Saat mendengarnya, kau menangis.

Sejak awal kisah ini adalah tentang rasa sakit.


Saat kau menemukan berita itu tersebar di seluruh dunia maya, kau tahu akan ada banyak orang yang mengasihanimu. Kau ingin katakan pada mereka untuk tidak melakukannya, tapi dirimu memang terlihat menyedihkan.

Seperti ini rasanya patah hati.

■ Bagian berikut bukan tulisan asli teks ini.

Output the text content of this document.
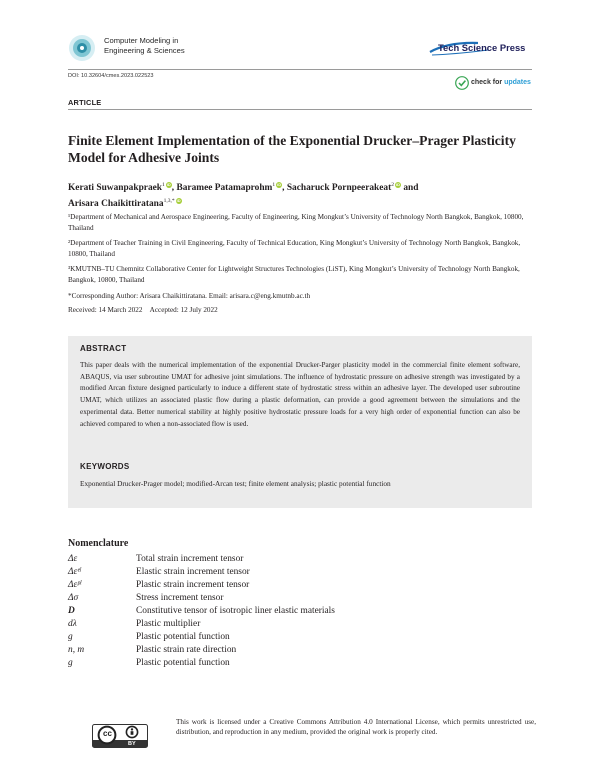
Computer Modeling in
Engineering & Sciences	Tech Science Press
DOI: 10.32604/cmes.2023.022523
check for updates
ARTICLE
Finite Element Implementation of the Exponential Drucker–Prager Plasticity Model for Adhesive Joints
Kerati Suwanpakpraek$^1$ iD, Baramee Patamaprohm$^1$ iD, Sacharuck Pornpeerakeat$^2$ iD and
Arisara Chaikittiratana$^{1,3,*}$ iD
¹Department of Mechanical and Aerospace Engineering, Faculty of Engineering, King Mongkut’s University of Technology North Bangkok, Bangkok, 10800, Thailand
²Department of Teacher Training in Civil Engineering, Faculty of Technical Education, King Mongkut’s University of Technology North Bangkok, Bangkok, 10800, Thailand
³KMUTNB–TU Chemnitz Collaborative Center for Lightweight Structures Technologies (LiST), King Mongkut’s University of Technology North Bangkok, Bangkok, 10800, Thailand
*Corresponding Author: Arisara Chaikittiratana. Email: arisara.c@eng.kmutnb.ac.th
Received: 14 March 2022 Accepted: 12 July 2022
ABSTRACT
This paper deals with the numerical implementation of the exponential Drucker-Parger plasticity model in the commercial finite element software, ABAQUS, via user subroutine UMAT for adhesive joint simulations. The influence of hydrostatic pressure on adhesive strength was investigated by a modified Arcan fixture designed particularly to induce a different state of hydrostatic stress within an adhesive layer. The developed user subroutine UMAT, which utilizes an associated plastic flow during a plastic deformation, can provide a good agreement between the simulations and the experimental data. Better numerical stability at highly positive hydrostatic pressure loads for a very high order of exponential function can also be achieved compared to when a non-associated flow is used.
KEYWORDS
Exponential Drucker-Prager model; modified-Arcan test; finite element analysis; plastic potential function
Nomenclature
Δε	Total strain increment tensor
Δεᵉˡ	Elastic strain increment tensor
Δεᵖˡ	Plastic strain increment tensor
Δσ	Stress increment tensor
D	Constitutive tensor of isotropic liner elastic materials
dλ	Plastic multiplier
g	Plastic potential function
n, m	Plastic strain rate direction
g	Plastic potential function
cc
BY
This work is licensed under a Creative Commons Attribution 4.0 International License, which permits unrestricted use, distribution, and reproduction in any medium, provided the original work is properly cited.
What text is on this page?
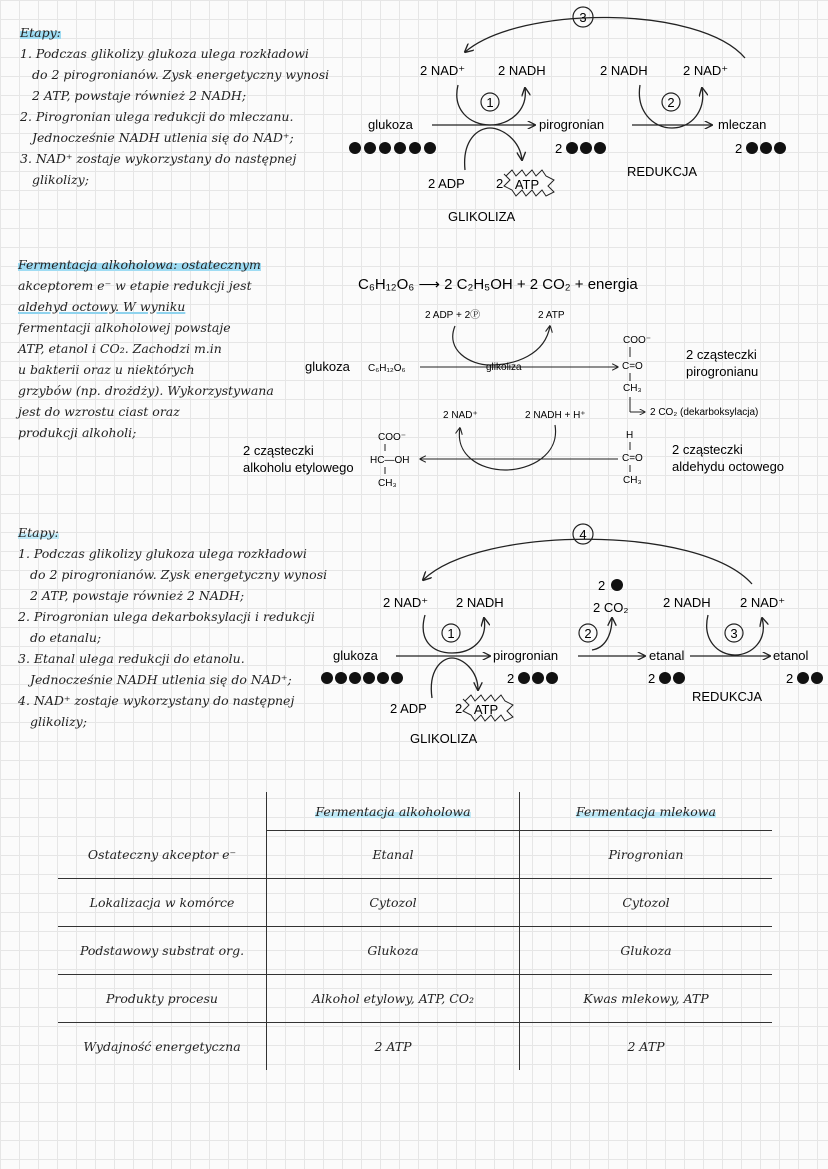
Etapy:
1. Podczas glikolizy glukoza ulega rozkładowi
do 2 pirogronianów. Zysk energetyczny wynosi
2 ATP, powstaje również 2 NADH;
2. Pirogronian ulega redukcji do mleczanu.
Jednocześnie NADH utlenia się do NAD⁺;
3. NAD⁺ zostaje wykorzystany do następnej
glikolizy;
3
2 NAD⁺	2 NADH	2 NADH	2 NAD⁺
1	2
glukoza	pirogronian	mleczan
2	2
2 ADP 2 ATP
REDUKCJA
GLIKOLIZA
Fermentacja alkoholowa: ostatecznym
akceptorem e⁻ w etapie redukcji jest
aldehyd octowy. W wyniku
fermentacji alkoholowej powstaje
ATP, etanol i CO₂. Zachodzi m.in
u bakterii oraz u niektórych
grzybów (np. drożdży). Wykorzystywana
jest do wzrostu ciast oraz
produkcji alkoholi;
C₆H₁₂O₆ ⟶ 2 C₂H₅OH + 2 CO₂ + energia
2 ADP + 2Ⓟ	2 ATP
glukoza C₆H₁₂O₆	glikoliza
COO⁻
C=O
CH₃
2 cząsteczki
pirogronianu
2 CO₂ (dekarboksylacja)
2 NAD⁺	2 NADH + H⁺
H
C=O
CH₃
2 cząsteczki
aldehydu octowego
COO⁻
HC—OH
CH₃
2 cząsteczki
alkoholu etylowego
Etapy:
1. Podczas glikolizy glukoza ulega rozkładowi
do 2 pirogronianów. Zysk energetyczny wynosi
2 ATP, powstaje również 2 NADH;
2. Pirogronian ulega dekarboksylacji i redukcji
do etanalu;
3. Etanal ulega redukcji do etanolu.
Jednocześnie NADH utlenia się do NAD⁺;
4. NAD⁺ zostaje wykorzystany do następnej
glikolizy;
4
2 NAD⁺ 2 NADH
2
2 CO₂	2 NADH 2 NAD⁺
1	2	3
glukoza	pirogronian	etanal	etanol
2	2	2
2 ADP 2 ATP
REDUKCJA
GLIKOLIZA
	Fermentacja alkoholowa	Fermentacja mlekowa
Ostateczny akceptor e⁻	Etanal	Pirogronian
Lokalizacja w komórce	Cytozol	Cytozol
Podstawowy substrat org.	Glukoza	Glukoza
Produkty procesu	Alkohol etylowy, ATP, CO₂	Kwas mlekowy, ATP
Wydajność energetyczna	2 ATP	2 ATP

Kau sudah merasakannya berkali-kali, namun tetap tidak bisa menahan sensasinya. Luhan begitu berani ketika ia menyampaikan cintanya pada gadis itu. Kau salut padanya meski di dalam hati ingin melakukan hal yang sama. Kau pun ingin perasaanmu diketahui banyak orang. Tapi tentu saja itu sebuah kegilaan.

Kalian telah berakhir. Dan yang lebih konyol, kau sendiri dalangnya.

Kyungsoo cukup berbaik hati membuatkanmu makanan. Kau menelan segalanya agar tampak bahagia. Kau tersenyum di hadapan orang-orang itu, kau ingin menyampaikan bahwa ini bukan apa-apa.

Bahwa kehilangan Luhan tidak membuatmu terpuruk.

Bahwa kehilangan Luhan tidak membuat hatimu luka.

Bahwa kau cukup tegar. Bahwa kau sudah dewasa untuk menangani hatimu.

Kini kau harus memulai kembali.

Entah itu menata hati atau bermimpi lagi.

Yang jelas, tidak ada Luhan di dalamnya.

THE END


A/N:

Jadi ini adalah revisi. Sebenarnya bukan begini. Namun, karena ada beberapa teman yang bilang bahwa ini adalah Sehun POV yang berkaitan dengan ff kak Hotarunyan416 yang berjudul One Man's Revelation alias Luhan POV, saya tertarik menyesuaikan.

Jangan lupa di cek dua cerita lainnya yakni About That Boy punya dik eviloshhd dan Skinny Love milik author ninchanim.

Kita berempat engga pernah janjian kok. Tapi kebetulan semata.

Hehehehe.

Jadi malu nih nganu sama 3 author itu.

Semoga revisi ini berasa ya feelsnya. Tapi perlu diingat, ini cuma ff ya.